The"2014 Survey of Offshore Non-Chemical Flow Assurance Solutions" poster, which can be found in this issue of Offshore, provides a comprehensive list of non-chemical solutions to flow assurance issues, and offers updated reference tools and design data for deepwater field development. The poster also provides details on products to manage flow assurance issues arising from wax and hydrate formations, emulsion/foaming/scale formation, slugging; detection of these phenomena; and remediation based on non-chemical solutions. In this endeavor, several leading contractors have made unique contributions by supplying information on their latest products.
Recent technological developments of non-chemical solutions can be applied to manageflow assurance challenges to ensure transport of oil and gas from wells to onshore facilities throughout the field life safely and economically. A combination of different non-chemical solutions can reduce capex and opex significantly and minimize/avoid injection of chemicals, thereby reducing maintenance costs.
The goal here is to present a brief overview of latest developments in non-chemical solutions for managing flow assurance challenges.
Flow assurance review
The oil and gas industry has had enormous success in the flow assurance arena over the past decade.
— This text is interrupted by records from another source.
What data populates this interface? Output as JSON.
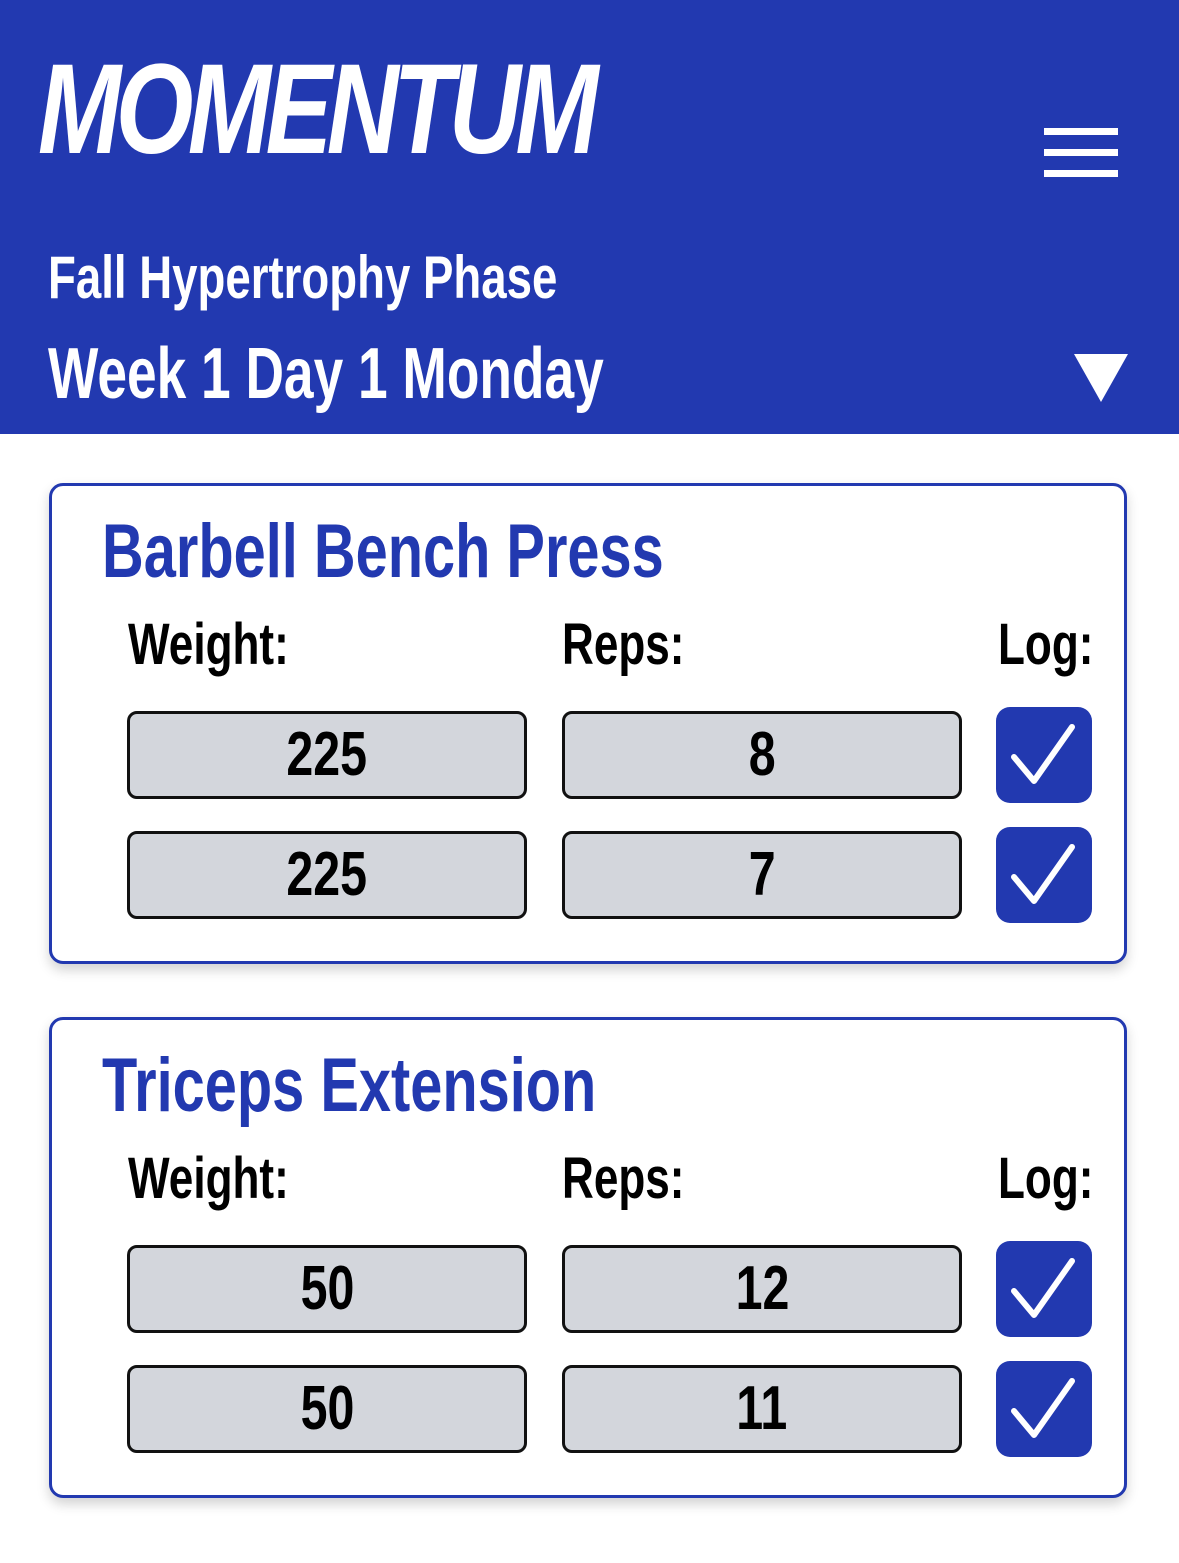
{
  "header": {
    "app_name": "MOMENTUM",
    "program_name": "Fall Hypertrophy Phase",
    "day_selector": "Week 1 Day 1 Monday"
  },
  "colors": {
    "brand": "#2239b0",
    "field_bg": "#d3d6dc",
    "text": "#000000"
  },
  "icons": {
    "menu": "hamburger-menu-icon",
    "dropdown": "triangle-down-icon",
    "log": "checkmark-icon"
  },
  "exercises": [
    {
      "name": "Barbell Bench Press",
      "weight_label": "Weight:",
      "reps_label": "Reps:",
      "log_label": "Log:",
      "sets": [
        {
          "weight": "225",
          "reps": "8",
          "logged": true
        },
        {
          "weight": "225",
          "reps": "7",
          "logged": true
        }
      ]
    },
    {
      "name": "Triceps Extension",
      "weight_label": "Weight:",
      "reps_label": "Reps:",
      "log_label": "Log:",
      "sets": [
        {
          "weight": "50",
          "reps": "12",
          "logged": true
        },
        {
          "weight": "50",
          "reps": "11",
          "logged": true
        }
      ]
    }
  ]
}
Past experiences fromsubsea field developments have enabled engineers to be more cost-effective in design and operation. Still, flow assurance remains one of the key technical challenges operators face in deepwater.
The most challenging flow assurance issues are the management of wax, hydrate, asphaltene, emulsion/foaming/scale, slugging, and pigging. As water depth increases, issues related to multi-phase flow, production chemistry, pipeline integrity, subsea and surface operations are magnified.
|A PIP flowline section with various layers of insulation.|
For instance, at the low temperatures of subsea conditions, heavy hydrocarbons may precipitate as wax and asphaltene, and mixing of hydrocarbon fluid and water may form hydrate, restricting the flow. During shutdown of a subsea pipeline, wax/gel may form and solidify when a crude oil cools below its pour point.
Under high pressure conditions, high CO2 and H2S contents in production fluid with water can lead to corrosion. Under high pressure and temperature conditions the relatively large amount of produced water may form scales. Sand production from formation can cause erosion in a subsea pipeline.
At turndown flowing scenarios, liquid build up at a production riser base can cause severe slugging and separation problems in equipment lacking insufficient backpressure. All these issues can cause operational problems from downhole to processing facilities.
In recent years, flow assurance has combined multi-phase flow and production chemistry to manage the interface between reservoir and topsides processing, and is not only based on hydrates, wax, scale, asphaltenes, and corrosion, but also includes network modeling and transient multi-phase simulation to answer the operability of the designed facility and risk management.
Therefore, the subsea systems should be properly designed in a cost effective way, taking into account the above factors starting from concept selection through detailed design of subsea field development. The effective preservation of fluid heat in pipeline systems is one of the most important design parameters, especially for preventing wax and hydrate solid formations/depositions.
|Schematic of production system.|
The experience of non-chemical solutions and innovative technology is encouraging. Several non-chemical solutions products and approaches are now available which can be applied to deepwater and ultra-deepwater field developments. The poster also includes properties of non-chemical materials, their recent subsea applications and vendor information. Based on the survey, the available non-chemical solutions can be classified in three categories, 1) active system, 2) passive system, and 3) other innovative methods. A brief account of these systems is given below.
Active systems. These include electrical heating, hot fluid circulation, exothermic processes, line pipe (internal), coiled tubing, bundled pipelines, and through flowlines (TFL). They require input of energy in the form of work or heat. The important characteristics of active systems are the power requirement, circulation fluid types, frequency or continuous usage, increase temperature/pressure, and offset distance. For instance, direct or indirect electrical heating requires energy in the form of electric current to supply heat to a pipe wall. Hot fluid circulation requires heat to elevate temperature of the circulating fluid and work to pump the fluid through the pipeline. The opex for active systems can be offset by reducing the operating costs required to keep production fluid out of hydrate or wax conditions during shutdown operations. Active heating can remediate hydrate plugs safely and can remediate blockages in hours.
Passive systems. These include buried pipe, pipeline wet insulation, pipe-in-pipe (PIP) dry insulation, vacuum insulation, insulated flexible pipe, riser towers, and internal insulation. They do not require an input of energy such as work or heat. Heat retention is achieved by surrounding the pipeline with materials that offer a high resistance to heat transfer with low thermal conductivity. The important characteristics of passive systems are the physical properties such as thermal conductivity, coating thickness, U-value, heat capacity, and density of materials. For instance, thermal insulation systems are wet insulation, dry (pipe-in-pipe) insulation, and pipeline burial. Flexible pipes can be insulated, but their outside diameter is intrinsically large and limits the amount of required insulation. Costs for passive insulation systems involve capex. A combination of pipeline wet insulation, burial, and trenching can provide a cost effective passive system. The insulation system can impact on-bottom stability, cost of installation, and field-joint design. Riser insulation may impact fatigue.